Bright silver : Runefang Steel
Browns : Baneblade Brown, Steel Legion Drab
The Citadel range has dozens of colours, I have just listed a few to get started. Some of their paints are for special purposes or effects so I am going to give them a try – there are even a few that do cracked earth and other texture effects which I'm sure will prove useful.
Ink Shade Washes
Once the whole model is painted with its base colours, I then work on weathering it a little for extra realism. With the detailing of the brass kit being etched into the metal, it is ideal for using with simple ink washes to add areas of shadow, or vary colours. The ink clings in the etched lines allowing for subtle variations of colour without actually having to paint such small details. I mainly use a brown ink, diluted about 1 drop ink to 3 drops water – so it is not much more than muddy water. I wash the ink onto the model with a brush so that it flows into all the brick mortar lines where it clings into the texture, then randomly dab off a few spots with a piece of absorbent kitchen towel, and leave it to dry. I do extra washes in places where I want darker shades, such as near the ground. Doing this repeatedly can create a very natural looking building, a little bit grubby which buildings so often are.
If it looks too dark, you can lift ink back off with a brush while wet, or absorb it into kitchen towel.

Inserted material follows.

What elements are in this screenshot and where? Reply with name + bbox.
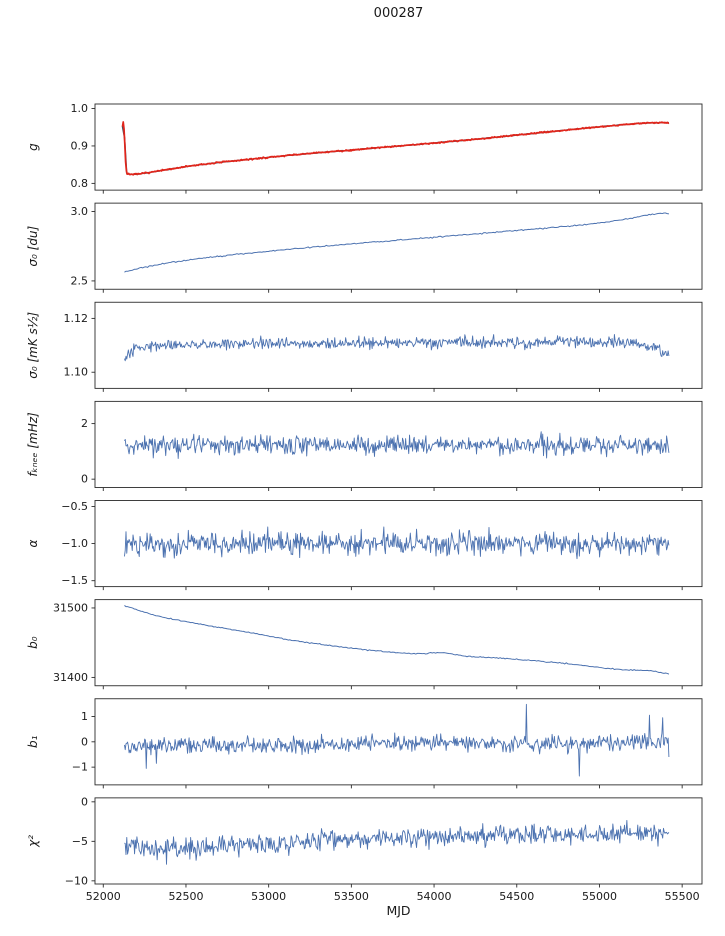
x-axis-label: MJD — [386, 903, 411, 918]
figure-title: 000287 — [373, 6, 424, 21]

This principle can also be used with very dilute paint instead of ink, which can give you a lighter mortar line in the bricks if that is your preference.

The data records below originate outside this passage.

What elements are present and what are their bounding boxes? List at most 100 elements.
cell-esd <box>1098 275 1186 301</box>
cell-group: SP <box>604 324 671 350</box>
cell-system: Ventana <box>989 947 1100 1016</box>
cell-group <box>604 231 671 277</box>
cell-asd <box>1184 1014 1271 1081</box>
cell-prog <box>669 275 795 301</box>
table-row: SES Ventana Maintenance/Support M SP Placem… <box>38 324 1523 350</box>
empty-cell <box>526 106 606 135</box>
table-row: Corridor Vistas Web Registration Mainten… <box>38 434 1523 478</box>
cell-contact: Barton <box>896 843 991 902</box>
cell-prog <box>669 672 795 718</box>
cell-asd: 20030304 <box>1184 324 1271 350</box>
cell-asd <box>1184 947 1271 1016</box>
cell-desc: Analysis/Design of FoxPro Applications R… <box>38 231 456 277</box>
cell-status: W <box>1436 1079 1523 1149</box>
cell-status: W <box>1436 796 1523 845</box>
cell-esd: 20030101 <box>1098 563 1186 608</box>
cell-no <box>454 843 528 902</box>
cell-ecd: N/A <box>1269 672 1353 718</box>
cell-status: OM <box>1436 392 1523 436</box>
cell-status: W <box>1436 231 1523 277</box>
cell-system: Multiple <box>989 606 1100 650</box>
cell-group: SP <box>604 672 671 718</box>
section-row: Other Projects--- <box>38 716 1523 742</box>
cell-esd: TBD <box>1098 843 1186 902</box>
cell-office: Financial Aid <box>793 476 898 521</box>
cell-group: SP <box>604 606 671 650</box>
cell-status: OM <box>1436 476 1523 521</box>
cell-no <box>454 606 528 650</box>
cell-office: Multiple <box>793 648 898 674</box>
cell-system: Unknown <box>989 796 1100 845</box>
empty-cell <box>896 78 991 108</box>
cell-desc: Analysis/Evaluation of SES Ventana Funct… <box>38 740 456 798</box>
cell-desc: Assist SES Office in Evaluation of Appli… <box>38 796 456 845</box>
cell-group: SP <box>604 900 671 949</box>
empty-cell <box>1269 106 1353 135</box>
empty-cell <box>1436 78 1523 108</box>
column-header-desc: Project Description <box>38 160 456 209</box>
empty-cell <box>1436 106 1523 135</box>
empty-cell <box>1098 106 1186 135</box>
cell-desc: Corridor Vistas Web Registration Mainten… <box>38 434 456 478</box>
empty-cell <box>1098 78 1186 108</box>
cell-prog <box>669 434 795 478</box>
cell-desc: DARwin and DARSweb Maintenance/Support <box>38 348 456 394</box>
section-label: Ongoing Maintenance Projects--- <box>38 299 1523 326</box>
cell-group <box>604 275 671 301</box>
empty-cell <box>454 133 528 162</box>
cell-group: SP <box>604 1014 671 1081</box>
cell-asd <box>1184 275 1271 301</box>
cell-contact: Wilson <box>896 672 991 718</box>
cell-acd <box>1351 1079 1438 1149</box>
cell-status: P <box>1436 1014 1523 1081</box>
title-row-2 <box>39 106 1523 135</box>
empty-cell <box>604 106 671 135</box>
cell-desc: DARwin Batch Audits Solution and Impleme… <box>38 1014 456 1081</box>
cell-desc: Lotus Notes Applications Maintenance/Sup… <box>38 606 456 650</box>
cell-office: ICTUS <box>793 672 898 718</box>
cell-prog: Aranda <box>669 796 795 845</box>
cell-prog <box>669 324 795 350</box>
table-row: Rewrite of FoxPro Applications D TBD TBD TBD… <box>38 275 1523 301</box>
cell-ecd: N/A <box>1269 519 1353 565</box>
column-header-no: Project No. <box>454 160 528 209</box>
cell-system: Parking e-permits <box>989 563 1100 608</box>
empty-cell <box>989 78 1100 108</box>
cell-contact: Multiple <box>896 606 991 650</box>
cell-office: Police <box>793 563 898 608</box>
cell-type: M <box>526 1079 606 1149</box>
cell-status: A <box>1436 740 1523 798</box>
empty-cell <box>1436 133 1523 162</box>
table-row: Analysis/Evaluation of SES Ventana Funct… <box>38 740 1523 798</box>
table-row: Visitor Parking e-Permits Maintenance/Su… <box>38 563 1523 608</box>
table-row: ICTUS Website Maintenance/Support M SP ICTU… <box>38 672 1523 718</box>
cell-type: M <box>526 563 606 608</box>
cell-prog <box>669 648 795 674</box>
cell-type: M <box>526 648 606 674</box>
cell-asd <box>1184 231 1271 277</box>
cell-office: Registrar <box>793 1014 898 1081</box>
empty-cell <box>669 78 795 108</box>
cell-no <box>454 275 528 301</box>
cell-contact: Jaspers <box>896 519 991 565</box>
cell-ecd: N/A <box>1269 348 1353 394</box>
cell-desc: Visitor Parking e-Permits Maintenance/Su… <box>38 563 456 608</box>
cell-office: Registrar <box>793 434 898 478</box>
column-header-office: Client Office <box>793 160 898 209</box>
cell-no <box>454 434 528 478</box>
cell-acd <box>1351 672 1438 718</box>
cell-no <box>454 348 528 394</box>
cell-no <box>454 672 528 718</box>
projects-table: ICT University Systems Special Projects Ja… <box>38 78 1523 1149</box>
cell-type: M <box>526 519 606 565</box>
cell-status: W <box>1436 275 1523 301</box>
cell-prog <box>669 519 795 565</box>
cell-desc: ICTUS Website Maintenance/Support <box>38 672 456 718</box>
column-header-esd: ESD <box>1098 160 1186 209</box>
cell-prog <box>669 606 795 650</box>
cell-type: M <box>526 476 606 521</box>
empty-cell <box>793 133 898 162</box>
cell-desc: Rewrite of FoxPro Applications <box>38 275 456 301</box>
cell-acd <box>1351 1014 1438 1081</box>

The Citadel 'Shade' range of paints are for this purpose, being very thin paints/inks. The most useful for buildings would be Nuln Oil and Agrax Earthshade. I am yet to try these myself – they may not need to be diluted as they are newer formulations than the shade ink I have in my paint box.

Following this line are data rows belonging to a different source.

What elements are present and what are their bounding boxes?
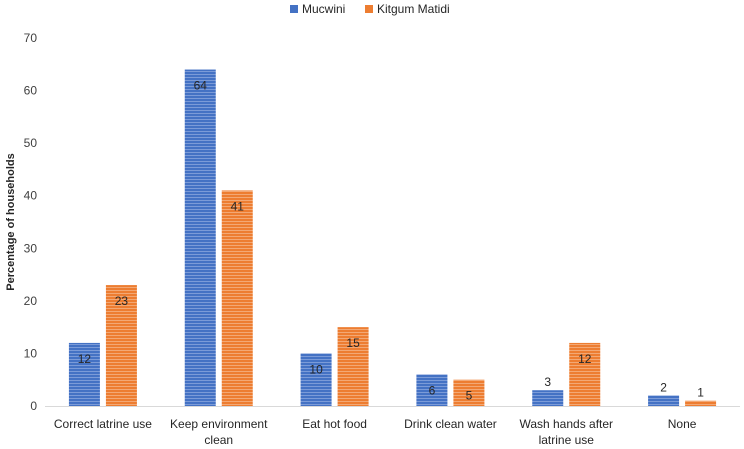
legend-entry: Mucwini	[302, 2, 345, 16]
category-label: None	[668, 417, 697, 431]
data-label: 64	[194, 79, 208, 93]
legend-entry: Kitgum Matidi	[377, 2, 450, 16]
bar-kitgum-matidi	[453, 379, 485, 406]
y-tick-label: 20	[24, 294, 38, 308]
y-tick-label: 10	[24, 346, 38, 360]
legend-swatch	[290, 5, 298, 13]
bar-mucwini	[648, 395, 680, 406]
legend-swatch	[365, 5, 373, 13]
legend: Mucwini Kitgum Matidi	[290, 2, 450, 16]
category-label: Correct latrine use	[54, 417, 152, 431]
data-label: 12	[78, 352, 92, 366]
bar-kitgum-matidi	[685, 400, 717, 406]
data-label: 41	[231, 199, 245, 213]
y-axis-label: Percentage of households	[5, 153, 17, 291]
bars: 12 64 10 6 3 2 23 41 15 5 12 1	[68, 69, 717, 407]
y-tick-label: 50	[24, 136, 38, 150]
data-label: 15	[346, 336, 360, 350]
y-tick-label: 0	[30, 399, 37, 413]
data-label: 2	[660, 380, 667, 394]
y-tick-label: 40	[24, 189, 38, 203]
y-tick-label: 60	[24, 84, 38, 98]
bar-kitgum-matidi	[337, 327, 369, 406]
bar-kitgum-matidi	[221, 190, 253, 406]
category-label: Wash hands after latrine use	[519, 417, 613, 447]
bar-mucwini	[300, 353, 332, 406]
data-label: 6	[429, 383, 436, 397]
bar-kitgum-matidi	[105, 285, 137, 406]
category-label: Keep environment clean	[170, 417, 268, 447]
bar-mucwini	[68, 342, 100, 406]
y-tick-label: 30	[24, 241, 38, 255]
bar-mucwini	[532, 390, 564, 406]
y-axis: 0 10 20 30 40 50 60 70	[24, 31, 38, 413]
bar-kitgum-matidi	[569, 342, 601, 406]
bar-mucwini	[184, 69, 216, 407]
data-label: 10	[309, 362, 323, 376]
data-label: 23	[115, 294, 129, 308]
x-axis: Correct latrine use Keep environment clean…	[45, 406, 740, 447]
data-label: 1	[697, 386, 704, 400]
category-label: Drink clean water	[404, 417, 497, 431]
bar-mucwini	[416, 374, 448, 406]
y-tick-label: 70	[24, 31, 38, 45]
category-label: Eat hot food	[302, 417, 367, 431]
data-label: 5	[466, 389, 473, 403]
data-label: 12	[578, 352, 592, 366]
data-label: 3	[544, 375, 551, 389]
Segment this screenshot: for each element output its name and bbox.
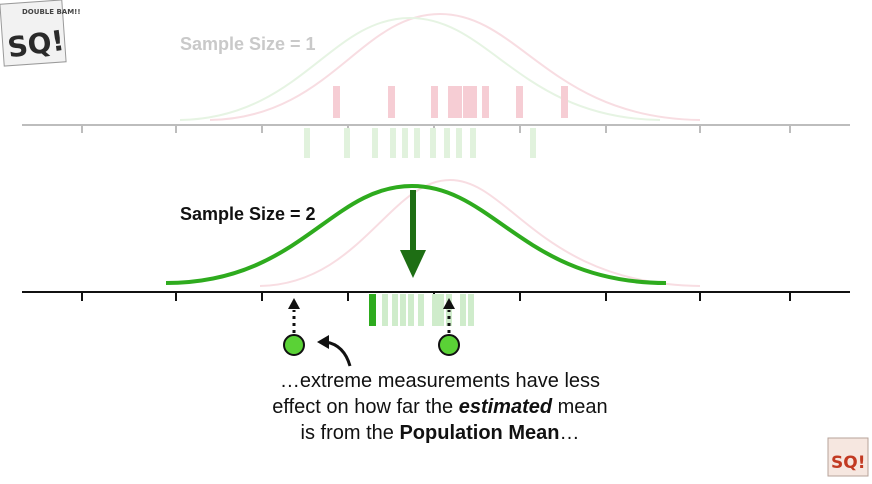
sample-size-1-label: Sample Size = 1 — [180, 34, 316, 54]
right-dotted-arrow — [443, 298, 455, 333]
caption-line-2: effect on how far the estimated mean — [160, 394, 720, 420]
measurement-dot-left — [283, 334, 305, 356]
caption-line-2-pre: effect on how far the — [272, 396, 459, 418]
faint-red-curve-top — [209, 12, 701, 121]
left-dotted-arrow — [288, 298, 300, 333]
sample-size-2-label: Sample Size = 2 — [180, 204, 316, 224]
faint-green-curve-top — [179, 16, 661, 121]
caption-line-2-post: mean — [552, 396, 608, 418]
faint-axis-top-ticks — [81, 125, 791, 133]
logo-text-top: SQ! — [6, 24, 67, 65]
caption-line-3: is from the Population Mean… — [160, 420, 720, 446]
sample-size-1-panel — [22, 12, 850, 158]
caption-line-1: …extreme measurements have less — [279, 370, 601, 392]
logo-subtext-top: DOUBLE BAM!! — [22, 8, 81, 16]
caption: …extreme measurements have less effect o… — [160, 368, 720, 446]
statquest-logo-bottom-right: SQ! — [827, 437, 869, 477]
faint-green-bars — [304, 128, 536, 158]
caption-line-3-post: … — [559, 422, 580, 444]
caption-estimated: estimated — [458, 396, 553, 418]
caption-line-3-pre: is from the — [300, 422, 400, 444]
population-mean-arrow — [400, 190, 426, 278]
estimated-mean-bar — [369, 294, 376, 326]
faint-red-bars — [333, 86, 568, 118]
green-distribution-curve — [165, 183, 667, 285]
sample-size-2-panel — [22, 178, 850, 367]
faint-mean-bars — [382, 294, 474, 326]
curved-pointer-arrow — [317, 335, 352, 367]
faint-red-curve-main — [259, 178, 701, 287]
logo-text-bottom: SQ! — [831, 453, 865, 473]
statquest-logo-top-left: SQ! DOUBLE BAM!! — [0, 0, 81, 67]
caption-population-mean: Population Mean — [399, 422, 560, 444]
measurement-dot-right — [438, 334, 460, 356]
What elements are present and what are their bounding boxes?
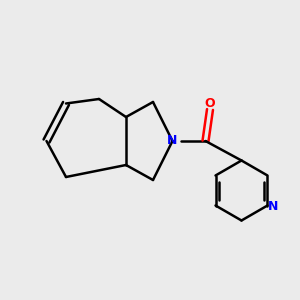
Text: O: O [205, 97, 215, 110]
Text: N: N [167, 134, 178, 148]
Text: N: N [268, 200, 278, 214]
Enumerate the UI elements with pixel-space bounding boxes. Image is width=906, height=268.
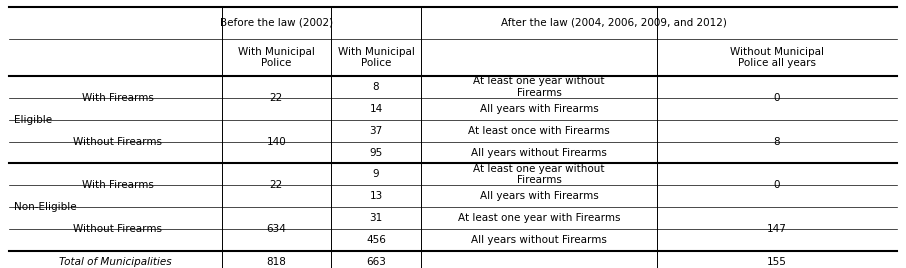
Text: Without Municipal
Police all years: Without Municipal Police all years bbox=[730, 47, 824, 68]
Text: 0: 0 bbox=[774, 93, 780, 103]
Text: 140: 140 bbox=[266, 137, 286, 147]
Text: With Municipal
Police: With Municipal Police bbox=[238, 47, 314, 68]
Text: Before the law (2002): Before the law (2002) bbox=[220, 18, 333, 28]
Text: 8: 8 bbox=[372, 82, 380, 92]
Text: Non-Eligible: Non-Eligible bbox=[14, 202, 76, 212]
Text: 147: 147 bbox=[767, 224, 786, 234]
Text: 37: 37 bbox=[370, 126, 382, 136]
Text: At least once with Firearms: At least once with Firearms bbox=[468, 126, 610, 136]
Text: 456: 456 bbox=[366, 235, 386, 245]
Text: All years without Firearms: All years without Firearms bbox=[471, 148, 607, 158]
Text: 818: 818 bbox=[266, 257, 286, 267]
Text: At least one year without
Firearms: At least one year without Firearms bbox=[473, 76, 605, 98]
Text: 13: 13 bbox=[370, 191, 382, 201]
Text: 9: 9 bbox=[372, 169, 380, 180]
Text: 634: 634 bbox=[266, 224, 286, 234]
Text: All years with Firearms: All years with Firearms bbox=[479, 191, 599, 201]
Text: 95: 95 bbox=[370, 148, 382, 158]
Text: Eligible: Eligible bbox=[14, 115, 52, 125]
Text: After the law (2004, 2006, 2009, and 2012): After the law (2004, 2006, 2009, and 201… bbox=[501, 18, 727, 28]
Text: 8: 8 bbox=[774, 137, 780, 147]
Text: With Municipal
Police: With Municipal Police bbox=[338, 47, 414, 68]
Text: 663: 663 bbox=[366, 257, 386, 267]
Text: Without Firearms: Without Firearms bbox=[73, 224, 162, 234]
Text: At least one year with Firearms: At least one year with Firearms bbox=[458, 213, 621, 223]
Text: 22: 22 bbox=[270, 93, 283, 103]
Text: With Firearms: With Firearms bbox=[82, 93, 154, 103]
Text: 31: 31 bbox=[370, 213, 382, 223]
Text: Without Firearms: Without Firearms bbox=[73, 137, 162, 147]
Text: 0: 0 bbox=[774, 180, 780, 190]
Text: Total of Municipalities: Total of Municipalities bbox=[59, 257, 172, 267]
Text: 14: 14 bbox=[370, 104, 382, 114]
Text: 22: 22 bbox=[270, 180, 283, 190]
Text: 155: 155 bbox=[767, 257, 786, 267]
Text: All years without Firearms: All years without Firearms bbox=[471, 235, 607, 245]
Text: With Firearms: With Firearms bbox=[82, 180, 154, 190]
Text: All years with Firearms: All years with Firearms bbox=[479, 104, 599, 114]
Text: At least one year without
Firearms: At least one year without Firearms bbox=[473, 164, 605, 185]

This is a technique for adding highlights or weathering. I load a brush with paint but then wipe most of it back off the bristles onto a piece of paper until there is hardly any paint left on the brush. I then flick the brush over selected parts of the model and it leaves tiny specks of paint on raised areas, corners and texture, giving highlight effects or adding 'grime' to surfaces. If you use a normal brush for this, it will not last long before going out of shape. Citadel make special Drybrushes for doing this – they have stiffer bristles and are a different shape rather than pointed, though I believe they might not be as good as they were when I got mine. I am also currently using an old Rosemary's hog bristle HC30 size 1 as a drybrush which I have cut down to shorter bristles. I also have a hog bristle 142 series from Rosemary's - size small but it is quite a big brush so it gets mainly used for drybrushing larger surfaces or dirt effects when painting soil or concrete etc.
I often drybrush a few shades of brown onto bricks to suggest dirt, and a shade of grey for highlighting corners. I very rarely drybrush with white, as the highlight often looks too bright.
Drybrushing a few shades of reddish brown onto metallic surfaces can add good looking rust, and drybrushed black is good for soot around chimneys.
It is well worth practicing some drybrushing on another surface if you haven't tried it before – it is a very subtle technique so it is worth experimenting before drybrushing on your actual model.
In the event that it has all gone wrong and you really don't like the result, all is not lost. I'm not sure if this works with all acrylics, but it works with Citadel paints on brass : soak the model in neat Dettol for a few hours and scrub it with an old toothbrush (don't add water to it). Much of the paint will come away right down to the metal. When it is all clean, rinse thoroughly in water then go back to the start with the Cif wash, and try again!
The new S2 Dolls House kit and the N19 furniture kit prompted me to photograph the parts before assembly. It shows how I only assembled a few parts, then painted all of it as this would be very difficult after assembly. The painted pieces were then fixed together with superglue and epoxy resin.